BOE: Issues On Assistants And What They’re Doing
With NorwalkNet doing a fine a job of covering the nitty grity on BOE issues, I’ve been slacking on education coverage. Imagine my surprise to find new interim superintendent, WIlliam Papallo, providing detailed backup on issues before the BOE. Way to go. (Superintendent Board Meeting Information click to read the packet.) But in perusing said material it stuck me that two issues, the assistant principals and elementary schools and the reinstatement of the human resources assistant position, were worthy of some closer examination.

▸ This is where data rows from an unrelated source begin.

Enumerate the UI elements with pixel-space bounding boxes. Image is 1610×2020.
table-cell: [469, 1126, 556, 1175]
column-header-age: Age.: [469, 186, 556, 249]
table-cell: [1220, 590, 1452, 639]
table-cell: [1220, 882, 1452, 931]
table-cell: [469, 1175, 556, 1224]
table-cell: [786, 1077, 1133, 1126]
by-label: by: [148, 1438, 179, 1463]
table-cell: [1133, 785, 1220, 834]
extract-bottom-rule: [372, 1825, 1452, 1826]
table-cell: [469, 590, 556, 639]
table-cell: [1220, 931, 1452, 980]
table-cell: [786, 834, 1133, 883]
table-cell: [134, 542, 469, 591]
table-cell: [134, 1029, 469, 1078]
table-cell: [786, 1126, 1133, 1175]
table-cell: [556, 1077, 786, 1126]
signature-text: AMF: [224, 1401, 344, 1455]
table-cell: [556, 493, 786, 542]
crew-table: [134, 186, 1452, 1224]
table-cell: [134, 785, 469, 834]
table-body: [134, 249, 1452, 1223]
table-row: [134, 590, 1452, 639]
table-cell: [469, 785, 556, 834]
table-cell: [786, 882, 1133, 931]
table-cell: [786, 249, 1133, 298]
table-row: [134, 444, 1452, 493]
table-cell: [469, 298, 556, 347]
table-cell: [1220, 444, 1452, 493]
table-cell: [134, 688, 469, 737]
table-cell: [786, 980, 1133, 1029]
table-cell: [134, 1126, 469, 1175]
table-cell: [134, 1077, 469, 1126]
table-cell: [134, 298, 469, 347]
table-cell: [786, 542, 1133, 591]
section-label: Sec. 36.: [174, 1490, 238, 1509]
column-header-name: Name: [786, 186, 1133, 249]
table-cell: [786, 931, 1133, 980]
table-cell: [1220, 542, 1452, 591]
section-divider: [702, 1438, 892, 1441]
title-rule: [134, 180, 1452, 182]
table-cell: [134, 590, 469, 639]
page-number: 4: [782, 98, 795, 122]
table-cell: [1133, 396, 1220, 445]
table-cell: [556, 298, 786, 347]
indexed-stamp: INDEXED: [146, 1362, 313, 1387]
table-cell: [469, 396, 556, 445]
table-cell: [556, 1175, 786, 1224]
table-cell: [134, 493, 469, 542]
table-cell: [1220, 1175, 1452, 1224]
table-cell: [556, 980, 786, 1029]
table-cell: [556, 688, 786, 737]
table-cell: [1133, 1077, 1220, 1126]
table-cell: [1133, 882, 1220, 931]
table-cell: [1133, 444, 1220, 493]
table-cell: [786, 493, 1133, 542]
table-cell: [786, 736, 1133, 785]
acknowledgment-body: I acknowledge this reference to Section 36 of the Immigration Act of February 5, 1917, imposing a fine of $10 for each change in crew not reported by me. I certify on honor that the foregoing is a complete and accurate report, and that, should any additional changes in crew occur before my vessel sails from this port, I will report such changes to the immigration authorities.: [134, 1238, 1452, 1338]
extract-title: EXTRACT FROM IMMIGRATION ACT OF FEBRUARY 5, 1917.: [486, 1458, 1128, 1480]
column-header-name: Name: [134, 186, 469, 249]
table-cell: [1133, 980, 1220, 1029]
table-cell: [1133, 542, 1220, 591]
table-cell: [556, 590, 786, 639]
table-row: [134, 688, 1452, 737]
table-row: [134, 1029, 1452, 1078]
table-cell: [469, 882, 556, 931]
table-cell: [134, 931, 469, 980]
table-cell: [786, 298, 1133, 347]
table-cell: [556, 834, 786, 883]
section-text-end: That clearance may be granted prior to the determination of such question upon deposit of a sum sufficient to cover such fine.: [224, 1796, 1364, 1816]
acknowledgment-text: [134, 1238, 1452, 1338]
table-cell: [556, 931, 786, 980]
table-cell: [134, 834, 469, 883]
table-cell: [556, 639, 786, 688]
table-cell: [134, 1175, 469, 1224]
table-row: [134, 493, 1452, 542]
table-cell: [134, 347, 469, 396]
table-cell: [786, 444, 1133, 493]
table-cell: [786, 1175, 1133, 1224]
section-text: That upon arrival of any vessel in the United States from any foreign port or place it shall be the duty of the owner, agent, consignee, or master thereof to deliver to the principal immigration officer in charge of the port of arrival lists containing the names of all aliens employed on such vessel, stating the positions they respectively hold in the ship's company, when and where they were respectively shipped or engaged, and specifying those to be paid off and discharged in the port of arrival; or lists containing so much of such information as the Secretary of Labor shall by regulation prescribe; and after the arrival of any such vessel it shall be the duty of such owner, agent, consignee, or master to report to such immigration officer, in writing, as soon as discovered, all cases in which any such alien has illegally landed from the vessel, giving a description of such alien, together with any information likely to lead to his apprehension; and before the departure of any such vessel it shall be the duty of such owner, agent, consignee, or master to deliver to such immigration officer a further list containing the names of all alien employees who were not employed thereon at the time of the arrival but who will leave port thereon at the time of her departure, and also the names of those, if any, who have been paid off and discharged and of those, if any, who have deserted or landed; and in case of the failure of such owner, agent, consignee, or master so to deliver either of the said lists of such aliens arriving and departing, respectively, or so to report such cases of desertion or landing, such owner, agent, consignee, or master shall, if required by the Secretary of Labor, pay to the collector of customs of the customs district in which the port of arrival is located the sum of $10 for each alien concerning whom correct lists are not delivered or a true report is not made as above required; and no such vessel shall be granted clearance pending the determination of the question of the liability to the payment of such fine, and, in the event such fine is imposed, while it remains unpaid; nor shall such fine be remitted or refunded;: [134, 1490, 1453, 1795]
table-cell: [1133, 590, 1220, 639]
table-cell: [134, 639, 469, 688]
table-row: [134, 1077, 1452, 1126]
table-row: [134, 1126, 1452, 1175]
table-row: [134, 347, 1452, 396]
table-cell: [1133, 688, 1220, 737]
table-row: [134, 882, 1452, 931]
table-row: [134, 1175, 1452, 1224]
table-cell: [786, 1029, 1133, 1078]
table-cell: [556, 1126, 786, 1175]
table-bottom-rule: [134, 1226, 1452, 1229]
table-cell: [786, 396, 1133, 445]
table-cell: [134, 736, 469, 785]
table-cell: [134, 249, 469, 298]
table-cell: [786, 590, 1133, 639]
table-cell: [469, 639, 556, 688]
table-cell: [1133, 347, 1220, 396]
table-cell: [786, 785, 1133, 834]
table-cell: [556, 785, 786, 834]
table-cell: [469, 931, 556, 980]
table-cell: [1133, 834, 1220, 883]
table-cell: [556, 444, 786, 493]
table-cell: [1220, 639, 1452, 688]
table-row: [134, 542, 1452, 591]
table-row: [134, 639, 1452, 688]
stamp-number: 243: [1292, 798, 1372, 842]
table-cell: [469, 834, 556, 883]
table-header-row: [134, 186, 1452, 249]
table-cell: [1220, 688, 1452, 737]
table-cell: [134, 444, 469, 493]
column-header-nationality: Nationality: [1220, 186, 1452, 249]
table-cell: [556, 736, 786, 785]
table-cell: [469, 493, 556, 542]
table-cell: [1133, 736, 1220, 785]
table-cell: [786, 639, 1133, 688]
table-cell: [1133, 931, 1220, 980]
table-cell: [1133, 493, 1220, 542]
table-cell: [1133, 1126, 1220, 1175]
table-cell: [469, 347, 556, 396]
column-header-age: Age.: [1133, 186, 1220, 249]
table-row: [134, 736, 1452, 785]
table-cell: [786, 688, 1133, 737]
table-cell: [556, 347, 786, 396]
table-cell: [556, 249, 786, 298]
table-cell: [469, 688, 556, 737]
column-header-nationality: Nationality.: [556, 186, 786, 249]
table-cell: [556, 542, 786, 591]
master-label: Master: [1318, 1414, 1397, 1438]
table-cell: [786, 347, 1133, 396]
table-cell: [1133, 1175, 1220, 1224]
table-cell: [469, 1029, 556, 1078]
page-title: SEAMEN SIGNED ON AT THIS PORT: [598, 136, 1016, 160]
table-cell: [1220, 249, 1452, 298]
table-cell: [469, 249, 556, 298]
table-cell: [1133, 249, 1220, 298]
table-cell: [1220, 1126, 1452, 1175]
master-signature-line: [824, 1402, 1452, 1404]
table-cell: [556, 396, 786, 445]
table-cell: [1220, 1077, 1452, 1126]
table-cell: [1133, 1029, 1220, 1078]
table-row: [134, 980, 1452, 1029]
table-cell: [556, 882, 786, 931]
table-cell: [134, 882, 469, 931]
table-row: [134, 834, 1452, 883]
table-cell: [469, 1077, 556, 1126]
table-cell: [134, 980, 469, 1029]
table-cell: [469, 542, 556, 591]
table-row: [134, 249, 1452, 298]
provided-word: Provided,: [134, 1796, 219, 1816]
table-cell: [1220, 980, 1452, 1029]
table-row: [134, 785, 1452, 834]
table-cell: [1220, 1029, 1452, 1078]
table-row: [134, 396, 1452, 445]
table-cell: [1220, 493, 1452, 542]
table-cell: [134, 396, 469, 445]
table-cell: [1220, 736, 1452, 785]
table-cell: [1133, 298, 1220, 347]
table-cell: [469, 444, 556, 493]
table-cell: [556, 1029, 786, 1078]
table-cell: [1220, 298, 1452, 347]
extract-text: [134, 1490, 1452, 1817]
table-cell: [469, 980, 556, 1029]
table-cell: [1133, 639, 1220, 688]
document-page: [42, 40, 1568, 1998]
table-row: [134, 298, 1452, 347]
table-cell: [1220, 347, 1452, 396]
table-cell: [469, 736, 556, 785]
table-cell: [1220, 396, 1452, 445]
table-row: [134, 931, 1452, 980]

Sure parents want all the resources for their kids education. The issue, as always, is the allocation of those resources. What the BOE has to weigh is all the mandates and funding triggers that will ensure Norwalk Public Schools shows all the test score improvement it can, while wrnagling various dollars from grants and the feds in addition to the state. Assistant principals at the elementary level fill in how? That is the sixty-four million dollar question, although I don’t think literally.
The Human Resources Assistant is an interesting position. Here Papallo outlines funding sources, and job duties and the technical skills of the job. Starting with, in position numero uno, “a college degree is required.” What? You mean there are standards for human resource positions? Will Papallo finally address the utter lack of qualifications of Bruce Morris? As previously posted here, Morris has no college degree let alone a Masters degree. Farther down the list, the HR assistant can translate written Spanish and knows basic oral Spanish. The HR Assistant covers the office from 4:00 to 5:00 each day, to serve the public and employees who are unavailable at other times. Granted the Human Resources position deals with employee issues; insurance, benefits, etc. while the Human Relations Director deals with …. er, what does the Human Relations Director deal with? There are six different health plans in place. Six. Here’s why a CFO level finance director could have made a difference years ago. For an 800 employee base having six health plans is inefficient. Sure there may be some specialized reasons for keeping some plans for different pools of employees. Likely do to union contracts. But preserving coverage doesn’t mean you have to keep a basket of health care providers constant. Or maybe that speaks to exactly how our health care system is broken, when its not so simple to say– hey large corporate health care provider, cover all our employees with the same coverage at the lowest price.
Meanwhile, with economy hitting the local day worker and service industries pretty hard in Connecticut, Danbury businesses that cater to the Hispanic population have been reporting that business is down and people are moving out of Danbury. Does this hold true for Norwalk? Is anyone tracking this? How will that impact school enrollment?